Last year’s disappointed ticket-holders may have mixed feelings about the AELTC’s bulletin. Having missed the chance to take their seats in 2020, because of the outright cancellation of the tournament, they will be allowed to carry tickets over – but only to the 2022 Championships.
Meanwhile, overall spectator numbers are likely to be significantly down on the half-a-million fans who come through the gates in a normal year, which would usually equate to a maximum of 42,000 per day.
According to the statement released on Thursday, it is too early to judge how many people will be allowed in, but the unofficial expectation is that numbers are unlikely to climb much above 15,000 per day.
However, the AELTC say they may accommodate different crowd sizes on different days, which probably means building up the attendance as the tournament approaches its climax on the weekend of July 10-11.
As the statement explained, “There will not be a Queue or Ticket Resale in operation for this year’s Championships … we look forward to their return in 2022.” Neither will there be a ballot as usual this summer; instead tickets “will be made available online and we anticipate this will begin in June”.

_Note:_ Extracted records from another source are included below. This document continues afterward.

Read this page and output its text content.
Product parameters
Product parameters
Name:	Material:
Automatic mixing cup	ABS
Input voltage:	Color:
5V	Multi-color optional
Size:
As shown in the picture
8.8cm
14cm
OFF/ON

For the players, meanwhile, no-one will be allowed to stay in a private house – a practice that has long helped provide an annual windfall for home-owners in the local area. Only official, monitored tournament hotels are to be used this year. Interestingly, however, there was no mention of a limit on entourages.
The main reductions in the number of accredited people on site are likely to involve fewer “legends” – retired players who normally compete in the Invitation Doubles – although many of these tend to be part of the broadcasting teams in any case.

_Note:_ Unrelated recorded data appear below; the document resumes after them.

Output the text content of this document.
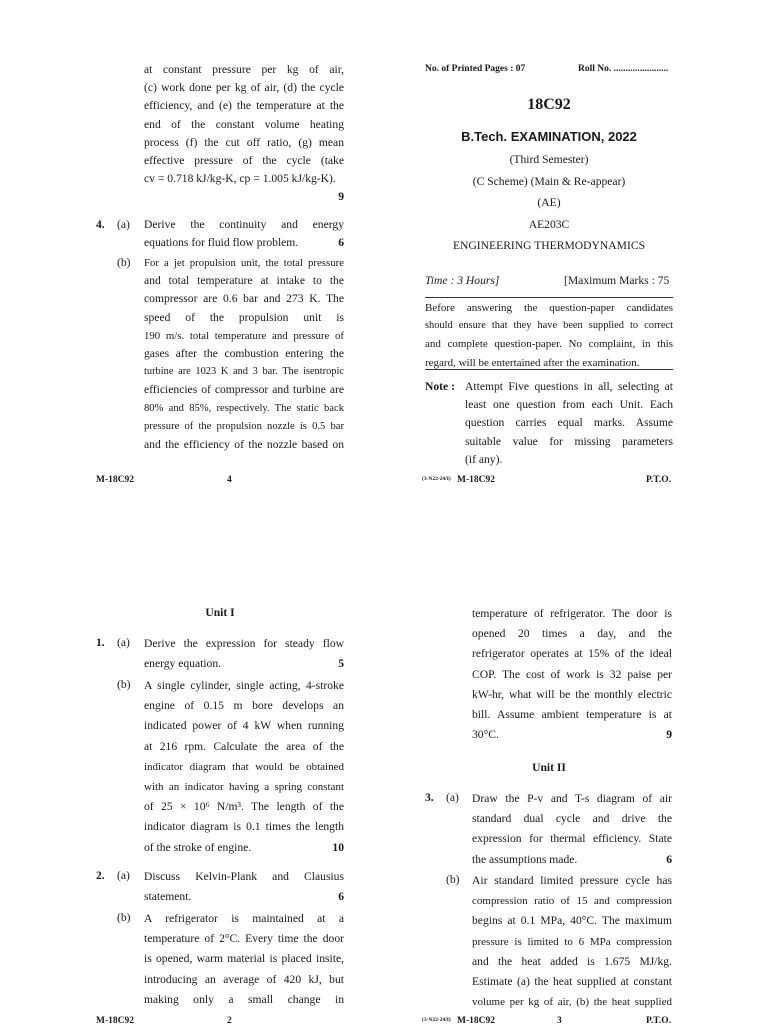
at constant pressure per kg of air,
(c) work done per kg of air, (d) the cycle
efficiency, and (e) the temperature at the
end of the constant volume heating
process (f) the cut off ratio, (g) mean
effective pressure of the cycle (take
cv = 0.718 kJ/kg-K, cp = 1.005 kJ/kg-K).
9
4. (a) Derive the continuity and energy
equations for fluid flow problem.	6
(b) For a jet propulsion unit, the total pressure
and total temperature at intake to the
compressor are 0.6 bar and 273 K. The
speed of the propulsion unit is
190 m/s. total temperature and pressure of
gases after the combustion entering the
turbine are 1023 K and 3 bar. The isentropic
efficiencies of compressor and turbine are
80% and 85%, respectively. The static back
pressure of the propulsion nozzle is 0.5 bar
and the efficiency of the nozzle based on
M-18C92	4
No. of Printed Pages : 07	Roll No. .......................
18C92
B.Tech. EXAMINATION, 2022
(Third Semester)
(C Scheme) (Main & Re-appear)
(AE)
AE203C
ENGINEERING THERMODYNAMICS
Time : 3 Hours]	[Maximum Marks : 75
Before answering the question-paper candidates
should ensure that they have been supplied to correct
and complete question-paper. No complaint, in this
regard, will be entertained after the examination.
Note : Attempt Five questions in all, selecting at
least one question from each Unit. Each
question carries equal marks. Assume
suitable value for missing parameters
(if any).
(3-N22-24/I) M-18C92	P.T.O.
Unit I
1. (a) Derive the expression for steady flow
energy equation.	5
(b) A single cylinder, single acting, 4-stroke
engine of 0.15 m bore develops an
indicated power of 4 kW when running
at 216 rpm. Calculate the area of the
indicator diagram that would be obtained
with an indicator having a spring constant
of 25 × 10⁶ N/m³. The length of the
indicator diagram is 0.1 times the length
of the stroke of engine.	10
2. (a) Discuss Kelvin-Plank and Clausius
statement.	6
(b) A refrigerator is maintained at a
temperature of 2°C. Every time the door
is opened, warm material is placed insite,
introducing an average of 420 kJ, but
making only a small change in
M-18C92	2
temperature of refrigerator. The door is
opened 20 times a day, and the
refrigerator operates at 15% of the ideal
COP. The cost of work is 32 paise per
kW-hr, what will be the monthly electric
bill. Assume ambient temperature is at
30°C.	9
Unit II
3. (a) Draw the P-v and T-s diagram of air
standard dual cycle and drive the
expression for thermal efficiency. State
the assumptions made.	6
(b) Air standard limited pressure cycle has
compression ratio of 15 and compression
begins at 0.1 MPa, 40°C. The maximum
pressure is limited to 6 MPa compression
and the heat added is 1.675 MJ/kg.
Estimate (a) the heat supplied at constant
volume per kg of air, (b) the heat supplied
(3-N22-24/I) M-18C92	3	P.T.O.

In spite of ultra-cautious approach this is a return to relish
The return of Wimbledon will be a huge fillip to the British sporting summer after last year’s cancellation. But don’t expect normal service to be resumed.

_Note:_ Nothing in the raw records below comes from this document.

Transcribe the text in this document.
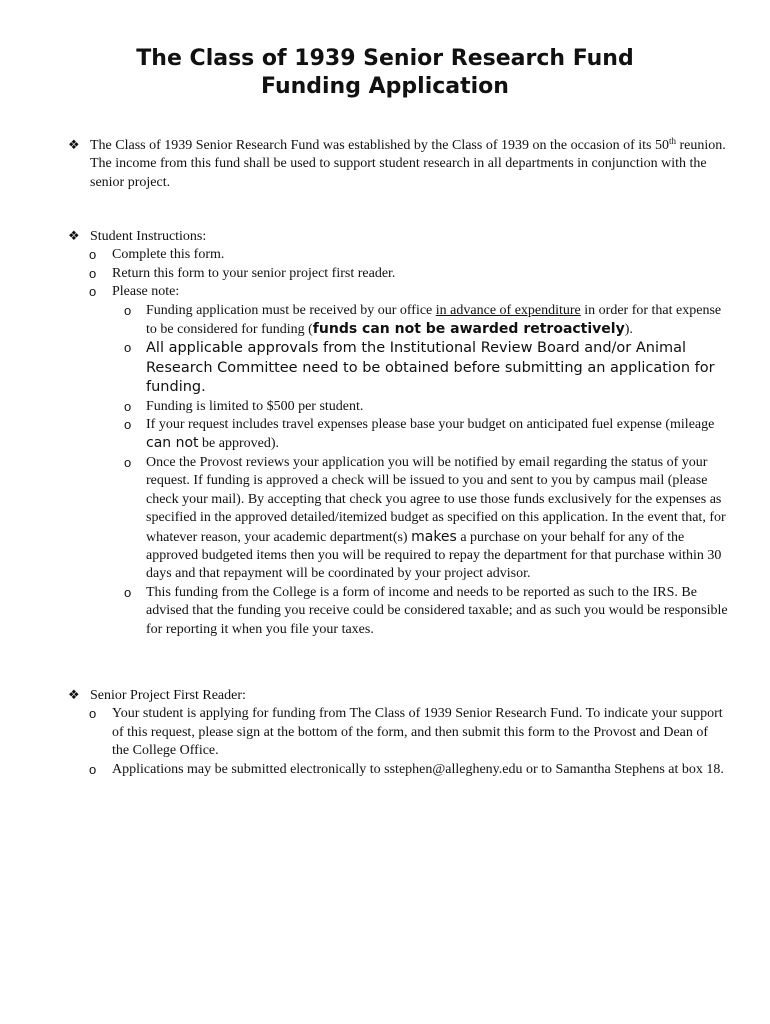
The Class of 1939 Senior Research Fund
Funding Application
❖ The Class of 1939 Senior Research Fund was established by the Class of 1939 on the occasion of its 50th reunion. The income from this fund shall be used to support student research in all departments in conjunction with the senior project.
❖ Student Instructions:
o Complete this form.
o Return this form to your senior project first reader.
o Please note:
o Funding application must be received by our office in advance of expenditure in order for that expense to be considered for funding (funds can not be awarded retroactively).
o All applicable approvals from the Institutional Review Board and/or Animal Research Committee need to be obtained before submitting an application for funding.
o Funding is limited to $500 per student.
o If your request includes travel expenses please base your budget on anticipated fuel expense (mileage can not be approved).
o Once the Provost reviews your application you will be notified by email regarding the status of your request. If funding is approved a check will be issued to you and sent to you by campus mail (please check your mail). By accepting that check you agree to use those funds exclusively for the expenses as specified in the approved detailed/itemized budget as specified on this application. In the event that, for whatever reason, your academic department(s) makes a purchase on your behalf for any of the approved budgeted items then you will be required to repay the department for that purchase within 30 days and that repayment will be coordinated by your project advisor.
o This funding from the College is a form of income and needs to be reported as such to the IRS. Be advised that the funding you receive could be considered taxable; and as such you would be responsible for reporting it when you file your taxes.
❖ Senior Project First Reader:
o Your student is applying for funding from The Class of 1939 Senior Research Fund. To indicate your support of this request, please sign at the bottom of the form, and then submit this form to the Provost and Dean of the College Office.
o Applications may be submitted electronically to sstephen@allegheny.edu or to Samantha Stephens at box 18.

Were it not for the pandemic, these 13 acres would accommodate 42,000 fans per day. But regular visitors will know how crowded the narrow lanes between the outside courts tend to be, especially during the first week. When a popular British player is shifted onto Court No2 at the south tip of the site, they can become virtually impassable.
Such proximity represents a health hazard in the time of Covid – and the same goes for the famous Wimbledon queue, which has been axed for this summer. Likewise, the picnic-hamper vibe of Henman Hill is likely to be shut down, although this has yet to be confirmed.
Today’s statement included a mention of the AELTC’s forthcoming expansion into Wimbledon Park Golf Club, which they bought for £65m in 2018. All that extra land would have come in enormously useful this year, but sadly the planned new courts will not be ready in time; indeed, they could be another decade in the making.
So for now, the only outcome is an ultra-cautious event which combines the elegance and style of a normal Wimbledon with a much-reduced audience. What a shame that we are reduced to this. And yet, at least we have something to look forward to. To borrow a phrase once uttered on Centre Court, the whole event will hardly be “the pits of the world”.